Hypoxia modifies the response to flutamide and linuron in male three-spined stickleback (Gasterosteus aculeatus)

Hypoxia is a major stressor in aquatic environments and it is frequently linked with excess nutrients resulting from sewage effluent discharges and agricultural runoff, which often also contain complex mixtures of chemicals.

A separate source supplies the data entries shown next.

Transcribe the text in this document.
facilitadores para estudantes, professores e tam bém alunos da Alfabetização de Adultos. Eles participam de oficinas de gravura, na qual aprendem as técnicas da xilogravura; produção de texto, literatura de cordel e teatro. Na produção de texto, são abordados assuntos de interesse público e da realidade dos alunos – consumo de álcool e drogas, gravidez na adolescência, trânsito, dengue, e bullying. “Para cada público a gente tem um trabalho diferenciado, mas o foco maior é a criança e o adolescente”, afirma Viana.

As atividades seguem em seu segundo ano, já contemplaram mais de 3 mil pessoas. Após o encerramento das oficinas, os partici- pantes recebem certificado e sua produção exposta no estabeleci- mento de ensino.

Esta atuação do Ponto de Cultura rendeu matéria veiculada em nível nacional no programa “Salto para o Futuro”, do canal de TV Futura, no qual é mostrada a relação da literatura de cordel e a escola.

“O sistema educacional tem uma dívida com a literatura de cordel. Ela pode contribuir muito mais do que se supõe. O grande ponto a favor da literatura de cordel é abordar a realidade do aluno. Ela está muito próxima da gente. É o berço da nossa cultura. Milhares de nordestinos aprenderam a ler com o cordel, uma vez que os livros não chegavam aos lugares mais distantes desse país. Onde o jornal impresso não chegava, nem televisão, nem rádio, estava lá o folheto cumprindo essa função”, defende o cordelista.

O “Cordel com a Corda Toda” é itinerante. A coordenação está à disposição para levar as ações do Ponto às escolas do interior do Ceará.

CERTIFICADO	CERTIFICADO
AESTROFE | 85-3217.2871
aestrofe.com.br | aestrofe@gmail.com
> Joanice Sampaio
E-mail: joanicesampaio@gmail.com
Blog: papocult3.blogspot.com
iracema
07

Despite this, interactions between hypoxia and chemical toxicity are poorly understood. We exposed male three-spined stickleback during the onset of sexual maturation to a model anti-androgen (flutamide; 250 μg/L) and a pesticide with anti-androgenic activity (linuron; 250 μg/L), under either 97% or 56% air saturation (AS). We assessed the effects of each chemical, alone and in combination with reduced oxygen concentration, by measuring the transcription of spiggin in the kidney, as a marker of androgen signalling, and 11 genes in the liver involved in some of the molecular pathways hypothesised to be affected by the exposures. Spiggin transcription was strongly inhibited by flutamide under both AS conditions. In contrast, for linuron, a strong inhibition of spiggin was observed under 97% AS, but this effect was supressed under reduced air saturation, likely due to interactions between the hypoxia inducible factor and the aryl hydrocarbon receptor (AhR) pathways. In the liver, hypoxia inducible factor 1α was induced following exposure to both flutamide and linuron, however this was independent of the level of air saturation. This work illustrates the potential for interactions between hypoxia and pollutants with endocrine or AhR agonist activity to occur, with implications for risk assessment and management. [Display omitted] •Flutamide strongly inhibits spiggin transcription under both normoxic and hypoxic conditions.•Linuron inhibited spiggin transcription under normoxia but not under hypoxia.•We hypothesise that hypoxia suppresses linuron toxicity via interactions between the AhR and HIF pathways.•Flutamide and linuron induced hif1α transcription independently of the level of air saturation. Hypoxia modifies the toxicity of the anti-androgenic chemical, linuron, potentially via interactions with the aryl hydrocarbon receptor pathway.